A biblioteca scikit-learn também possui métodos implementados em forma de módulos que aplicam as ideias destes algoritmos e que podem ser usados em nossos próprios códigos (Scikit-learn, 2026). Para ler mais sobre o funcionamento dos algoritmos de aprendizado não supervisionado, clique aqui.

Aprendizado por reforço

O aprendizado por reforço é diferente dos dois anteriores porque envolve um agente que interage com um ambiente. O agente executa ações, recebe recompensas ou punições e aprende uma política de comportamento para maximizar a recompensa acumulada ao longo do tempo.

Sutton e Barto (2018) explicam que o aprendizado por reforço é especialmente adequado para problemas sequenciais, nos quais uma decisão atual afeta estados e recompensas futuras. Exemplos incluem jogos, robótica, navegação autônoma e sistemas de recomendação adaptativos.

Os métodos de aprendizado por reforço mais comuns são:

  1. Métodos de programação dinâmica
  2. Monte Carlo
  3. SARSA
  4. Q-learning
  5. Deep Q-Networks
  6. Métodos de gradiente de política

Em cursos introdutórios, o Q-learning e o SARSA costumam ser os mais didáticos porque mostram claramente a lógica de estados, ações, recompensas e atualização de valor.

A biblioteca scikit-learn também possui métodos implementados em forma de módulos que aplicam as ideias destes algoritmos e que podem ser usados em nossos próprios códigos (Scikit-learn, 2026). Para ler mais sobre o funcionamento dos algoritmos de aprendizado por reforço, clique aqui.

Conclusão

A etapa inicial para se trabalhar com Machine Learning é compreender o problema, analisar os dados, identificar as variáveis, tratar as inconsistências e preparar a base para que o modelo possa aprender de forma adequada.

Dentro dessa linha de estudo, temos as técnicas e algoritmos de aprendizado supervisionado, não supervisionado e por reforço.

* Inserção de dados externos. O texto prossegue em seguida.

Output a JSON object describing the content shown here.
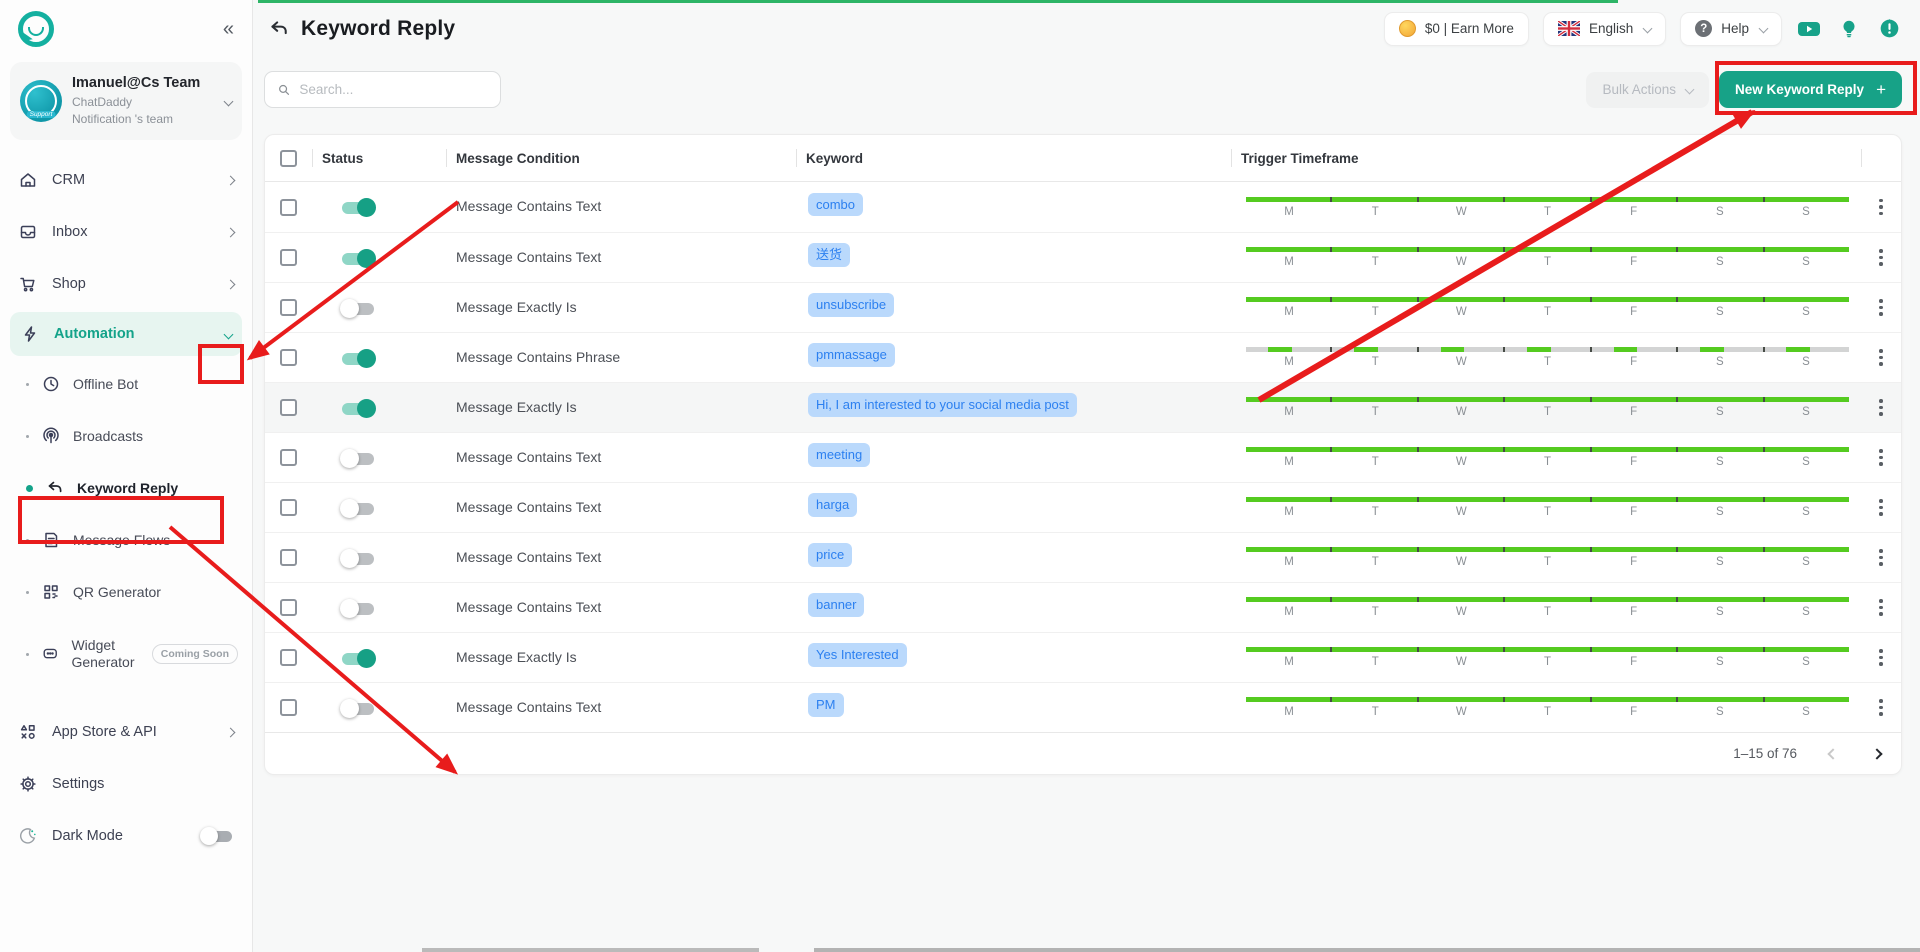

Elas representam três formas distintas de aprendizagem computacional, mas todas dependem de uma boa representação do problema.

A diferença entre essas três áreas pode ser resumida da seguinte maneira:

  • no aprendizado supervisionado, o algoritmo aprende com respostas conhecidas;
  • no aprendizado não supervisionado, o algoritmo aprende padrões sem respostas previamente definidas;
  • no aprendizado por reforço, o algoritmo aprende por tentativa, erro e recompensa.

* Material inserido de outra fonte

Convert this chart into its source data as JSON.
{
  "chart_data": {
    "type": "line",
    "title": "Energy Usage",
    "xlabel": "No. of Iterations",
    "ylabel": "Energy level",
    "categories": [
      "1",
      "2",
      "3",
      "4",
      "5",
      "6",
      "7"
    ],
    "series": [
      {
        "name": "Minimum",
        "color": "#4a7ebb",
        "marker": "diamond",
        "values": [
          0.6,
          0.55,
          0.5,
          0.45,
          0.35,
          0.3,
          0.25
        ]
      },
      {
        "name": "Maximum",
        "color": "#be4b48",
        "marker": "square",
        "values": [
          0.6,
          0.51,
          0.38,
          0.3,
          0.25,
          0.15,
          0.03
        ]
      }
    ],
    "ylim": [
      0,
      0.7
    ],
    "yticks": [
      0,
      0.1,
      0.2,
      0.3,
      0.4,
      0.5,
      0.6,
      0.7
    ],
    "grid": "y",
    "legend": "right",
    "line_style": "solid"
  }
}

Essa distinção é simples do ponto de vista conceitual, mas tecnicamente profunda, pois cada área vai exigir formas diferentes de representar dados, avaliar resultados e lidar com incerteza. É necessário compreender o que os dados representam, que tipo de problema está sendo resolvido, quais hipóteses o algoritmo assume e quais decisões humanas foram tomadas durante o pré-processamento.

Obrigado pela leitura e bons estudos!

Referências

BISHOP, Christopher M. Pattern Recognition and Machine Learning. New York: Springer, 2006.

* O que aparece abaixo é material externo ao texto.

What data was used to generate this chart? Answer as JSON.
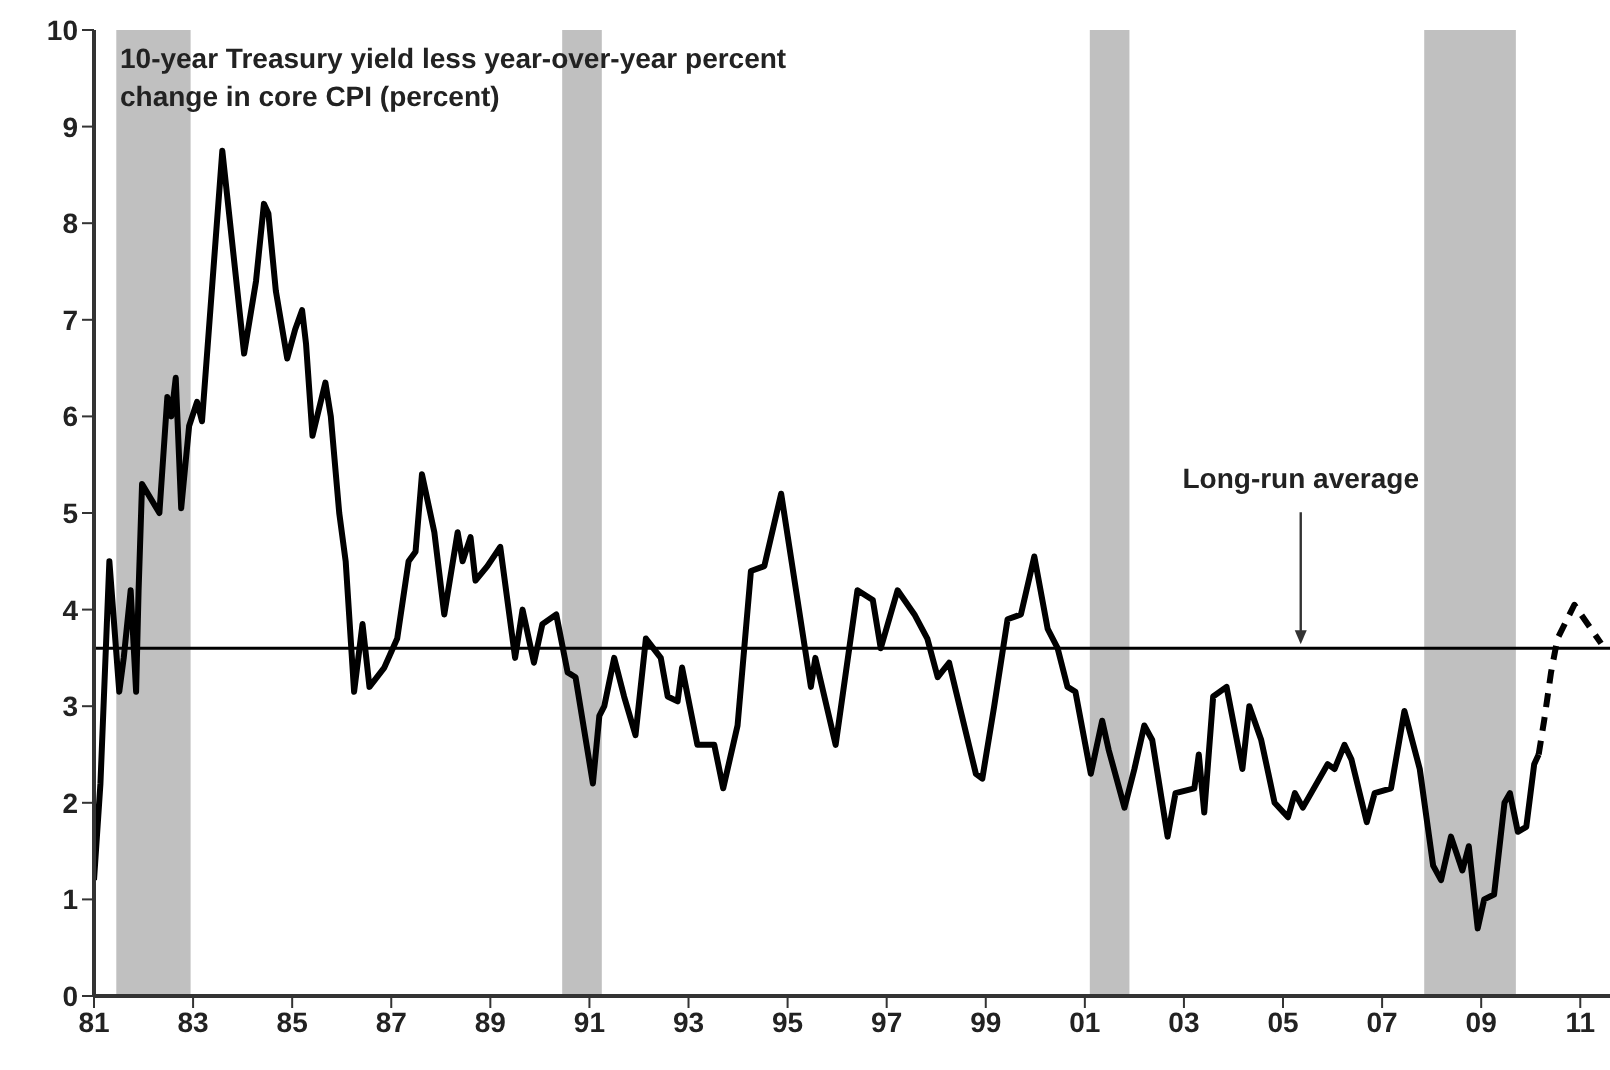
{
  "chart_data": {
    "type": "line",
    "title": "10-year Treasury yield less year-over-year percent change in core CPI (percent)",
    "xlim": [
      1981,
      2011.6
    ],
    "xticks": [
      {
        "value": 1981,
        "label": "81"
      },
      {
        "value": 1983,
        "label": "83"
      },
      {
        "value": 1985,
        "label": "85"
      },
      {
        "value": 1987,
        "label": "87"
      },
      {
        "value": 1989,
        "label": "89"
      },
      {
        "value": 1991,
        "label": "91"
      },
      {
        "value": 1993,
        "label": "93"
      },
      {
        "value": 1995,
        "label": "95"
      },
      {
        "value": 1997,
        "label": "97"
      },
      {
        "value": 1999,
        "label": "99"
      },
      {
        "value": 2001,
        "label": "01"
      },
      {
        "value": 2003,
        "label": "03"
      },
      {
        "value": 2005,
        "label": "05"
      },
      {
        "value": 2007,
        "label": "07"
      },
      {
        "value": 2009,
        "label": "09"
      },
      {
        "value": 2011,
        "label": "11"
      }
    ],
    "ylim": [
      0,
      10
    ],
    "yticks": [
      0,
      1,
      2,
      3,
      4,
      5,
      6,
      7,
      8,
      9,
      10
    ],
    "series": [
      {
        "color": "#000000",
        "line_style": "solid",
        "x": [
          1981.0,
          1981.13,
          1981.31,
          1981.51,
          1981.6,
          1981.74,
          1981.85,
          1981.9,
          1981.97,
          1982.32,
          1982.48,
          1982.56,
          1982.65,
          1982.76,
          1982.92,
          1983.08,
          1983.18,
          1983.59,
          1984.03,
          1984.27,
          1984.43,
          1984.52,
          1984.67,
          1984.9,
          1985.06,
          1985.2,
          1985.28,
          1985.41,
          1985.67,
          1985.78,
          1985.95,
          1986.08,
          1986.25,
          1986.42,
          1986.56,
          1986.86,
          1987.12,
          1987.35,
          1987.49,
          1987.62,
          1987.87,
          1988.07,
          1988.34,
          1988.44,
          1988.6,
          1988.7,
          1988.94,
          1989.2,
          1989.5,
          1989.65,
          1989.88,
          1990.05,
          1990.33,
          1990.56,
          1990.72,
          1991.07,
          1991.2,
          1991.3,
          1991.5,
          1991.7,
          1991.93,
          1992.14,
          1992.44,
          1992.58,
          1992.78,
          1992.87,
          1993.18,
          1993.52,
          1993.7,
          1993.99,
          1994.26,
          1994.53,
          1994.87,
          1995.47,
          1995.56,
          1995.97,
          1996.41,
          1996.72,
          1996.88,
          1997.22,
          1997.56,
          1997.82,
          1998.03,
          1998.26,
          1998.8,
          1998.93,
          1999.17,
          1999.44,
          1999.71,
          1999.98,
          2000.25,
          2000.45,
          2000.65,
          2000.81,
          2001.12,
          2001.35,
          2001.48,
          2001.8,
          2002.0,
          2002.2,
          2002.36,
          2002.67,
          2002.83,
          2003.21,
          2003.3,
          2003.41,
          2003.59,
          2003.86,
          2004.18,
          2004.32,
          2004.56,
          2004.83,
          2005.1,
          2005.24,
          2005.4,
          2005.9,
          2006.04,
          2006.24,
          2006.38,
          2006.69,
          2006.85,
          2007.18,
          2007.45,
          2007.76,
          2008.03,
          2008.19,
          2008.39,
          2008.62,
          2008.75,
          2008.93,
          2009.06,
          2009.26,
          2009.47,
          2009.58,
          2009.74,
          2009.91,
          2010.07,
          2010.16
        ],
        "values": [
          1.2,
          2.2,
          4.5,
          3.15,
          3.5,
          4.2,
          3.15,
          4.2,
          5.3,
          5.0,
          6.2,
          6.0,
          6.4,
          5.05,
          5.9,
          6.15,
          5.95,
          8.75,
          6.65,
          7.4,
          8.2,
          8.1,
          7.3,
          6.6,
          6.9,
          7.1,
          6.75,
          5.8,
          6.35,
          6.0,
          5.0,
          4.5,
          3.15,
          3.85,
          3.2,
          3.4,
          3.7,
          4.5,
          4.6,
          5.4,
          4.8,
          3.95,
          4.8,
          4.5,
          4.75,
          4.3,
          4.45,
          4.65,
          3.5,
          4.0,
          3.45,
          3.85,
          3.95,
          3.35,
          3.3,
          2.2,
          2.9,
          3.0,
          3.5,
          3.1,
          2.7,
          3.7,
          3.5,
          3.1,
          3.05,
          3.4,
          2.6,
          2.6,
          2.15,
          2.8,
          4.4,
          4.45,
          5.2,
          3.2,
          3.5,
          2.6,
          4.2,
          4.1,
          3.6,
          4.2,
          3.95,
          3.7,
          3.3,
          3.45,
          2.3,
          2.25,
          3.0,
          3.9,
          3.95,
          4.55,
          3.8,
          3.6,
          3.2,
          3.15,
          2.3,
          2.85,
          2.55,
          1.95,
          2.35,
          2.8,
          2.65,
          1.65,
          2.1,
          2.15,
          2.5,
          1.9,
          3.1,
          3.2,
          2.35,
          3.0,
          2.65,
          2.0,
          1.85,
          2.1,
          1.95,
          2.4,
          2.35,
          2.6,
          2.45,
          1.8,
          2.1,
          2.15,
          2.95,
          2.35,
          1.35,
          1.2,
          1.65,
          1.3,
          1.55,
          0.7,
          1.0,
          1.05,
          2.0,
          2.1,
          1.7,
          1.75,
          2.4,
          2.5
        ]
      },
      {
        "color": "#000000",
        "line_style": "dashed",
        "x": [
          2010.16,
          2010.27,
          2010.41,
          2010.54,
          2010.88,
          2011.42
        ],
        "values": [
          2.5,
          2.85,
          3.35,
          3.7,
          4.05,
          3.65
        ]
      }
    ],
    "ref_lines": [
      {
        "axis": "y",
        "value": 3.6,
        "label": "Long-run average",
        "color": "#000000"
      }
    ],
    "bands": [
      {
        "axis": "x",
        "from": 1981.45,
        "to": 1982.95,
        "color": "#c0c0c0"
      },
      {
        "axis": "x",
        "from": 1990.45,
        "to": 1991.25,
        "color": "#c0c0c0"
      },
      {
        "axis": "x",
        "from": 2001.1,
        "to": 2001.9,
        "color": "#c0c0c0"
      },
      {
        "axis": "x",
        "from": 2007.85,
        "to": 2009.7,
        "color": "#c0c0c0"
      }
    ]
  }
}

JOSHI, Ameet V. Machine Learning and Artificial Intelligence. 2. ed. Cham: Springer, 2022.

MITCHELL, Tom M. Machine Learning. New York: McGraw-Hill, 1997.

MOHRI, Mehryar; ROSTAMIZADEH, Afshin; TALWALKAR, Ameet. Foundations of Machine Learning. 2. ed. Cambridge: MIT Press, 2018.

SCIKIT-LEARN. User Guide. 2026. Disponível em: <https://scikit-learn.org/stable/user_guide.html>. Acesso em: 5 mai. 2026.

SUTTON, Richard S.; BARTO, Andrew G. Reinforcement Learning: An Introduction. 2. ed. Cambridge: MIT Press, 2018.